Vic started to put the letter away
with the other one. But then she hesitated. While Conner manned the tiller, she opened the letter. She kept it down in her lap and behind her knees so the wind wouldn’t tear it from her grip. Conner adjusted his ker and concentrated on where he was steering.
“Who is this from?” she asked, turning and shouting over the noise of the wind and the shush of the sarfer as it tore across the sand.
“Mom,” he said.
Vic bent forward and read some more, then flipped the letter over, studied the back, studied the front again, seemed to read it a second time. Conner glanced repeatedly from the bow to his sister, watching her head swing across the lines on the page. She turned and looked at Conner for a long time; whatever was spinning in that head of hers was lost behind her goggles.
“Dad wrote this,” she said.
Conner’s hand nearly slipped off the tiller. “What?” Maybe he didn’t hear right.
“What the fuck is this?” Vic asked. “Where did this come from?” She tucked the letter under one leg and eased the main, let out the jib. They lost some speed, and it got easier to hear, easier to talk. She pulled the letter out from underneath her and showed it to Conner. “Dad signed this,” she said. “Is this why you said we should go west? This letter?”

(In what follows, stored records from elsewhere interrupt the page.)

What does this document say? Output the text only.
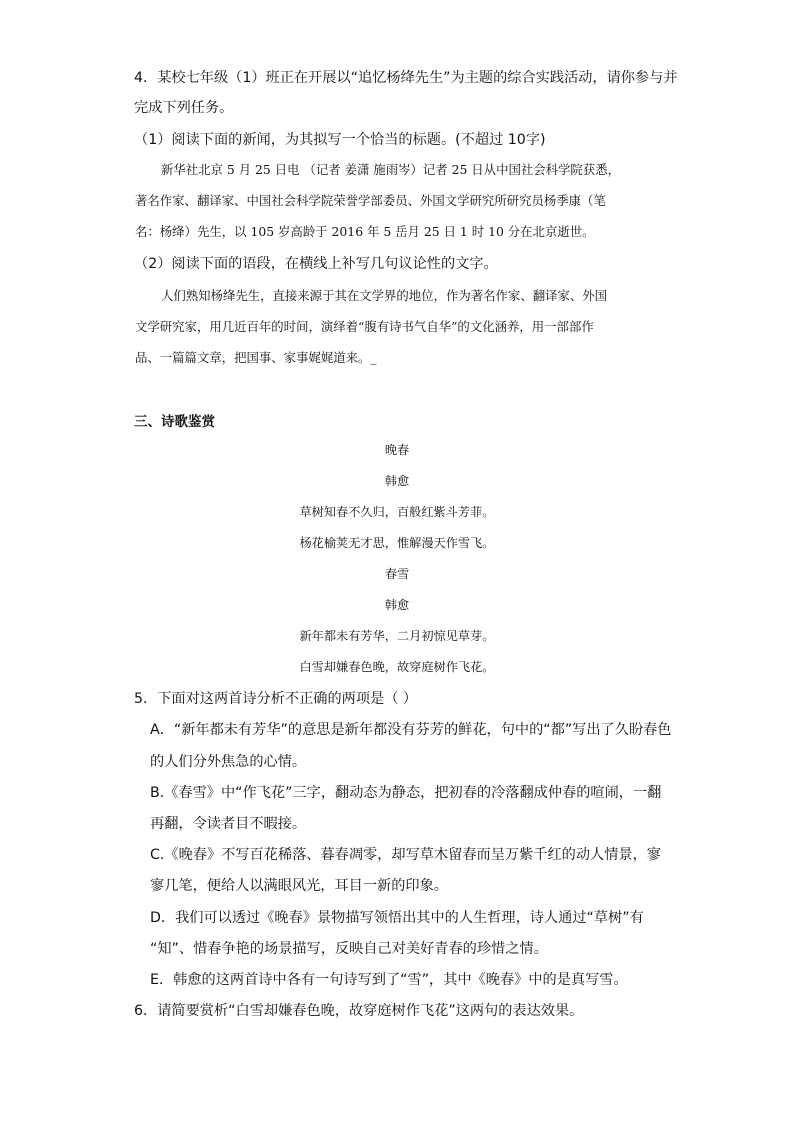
4．某校七年级（1）班正在开展以“追忆杨绛先生”为主题的综合实践活动，请你参与并
完成下列任务。
（1）阅读下面的新闻，为其拟写一个恰当的标题。(不超过 10字)
新华社北京 5 月 25 日电 （记者 姜潇 施雨岑）记者 25 日从中国社会科学院获悉，
著名作家、翻译家、中国社会科学院荣誉学部委员、外国文学研究所研究员杨季康（笔
名：杨绛）先生，以 105 岁高龄于 2016 年 5 岳月 25 日 1 时 10 分在北京逝世。
（2）阅读下面的语段，在横线上补写几句议论性的文字。
人们熟知杨绛先生，直接来源于其在文学界的地位，作为著名作家、翻译家、外国
文学研究家，用几近百年的时间，演绎着“腹有诗书气自华”的文化涵养，用一部部作
品、一篇篇文章，把国事、家事娓娓道来。_
三、诗歌鉴赏
晚春
韩愈
草树知春不久归，百般红紫斗芳菲。
杨花榆荚无才思，惟解漫天作雪飞。
春雪
韩愈
新年都未有芳华，二月初惊见草芽。
白雪却嫌春色晚，故穿庭树作飞花。
5．下面对这两首诗分析不正确的两项是（ ）
A．“新年都未有芳华”的意思是新年都没有芬芳的鲜花，句中的“都”写出了久盼春色
的人们分外焦急的心情。
B.《春雪》中“作飞花”三字，翻动态为静态，把初春的冷落翻成仲春的喧闹，一翻
再翻，令读者目不暇接。
C.《晚春》不写百花稀落、暮春凋零，却写草木留春而呈万紫千红的动人情景，寥
寥几笔，便给人以满眼风光，耳目一新的印象。
D．我们可以透过《晚春》景物描写领悟出其中的人生哲理，诗人通过“草树”有
“知”、惜春争艳的场景描写，反映自己对美好青春的珍惜之情。
E．韩愈的这两首诗中各有一句诗写到了“雪”，其中《晚春》中的是真写雪。
6．请简要赏析“白雪却嫌春色晚，故穿庭树作飞花”这两句的表达效果。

“I didn’t read it,” Conner said. He gave his sister the tiller and took the letter. He read it. It was the note Violet had mentioned, the one that got lost. He turned to his sister. “Violet told us some of this. She’d read some of it when Dad wrote it out. She said she lost the letter. Mom must’ve found it. I had no idea. But yeah, this is what we were trying to tell you. Screw rebuilding, Dad wants us to move on.”
“But Palm says he doesn’t believe this story—”
“Palm is fried. He said this girl talks like someone else. That doesn’t mean anything.”
“This girl who’s our sister.”
“Yes.”
The sarfer sailed on. Vic took in the main a little.
“So what’s she like, this supposed sister of ours?”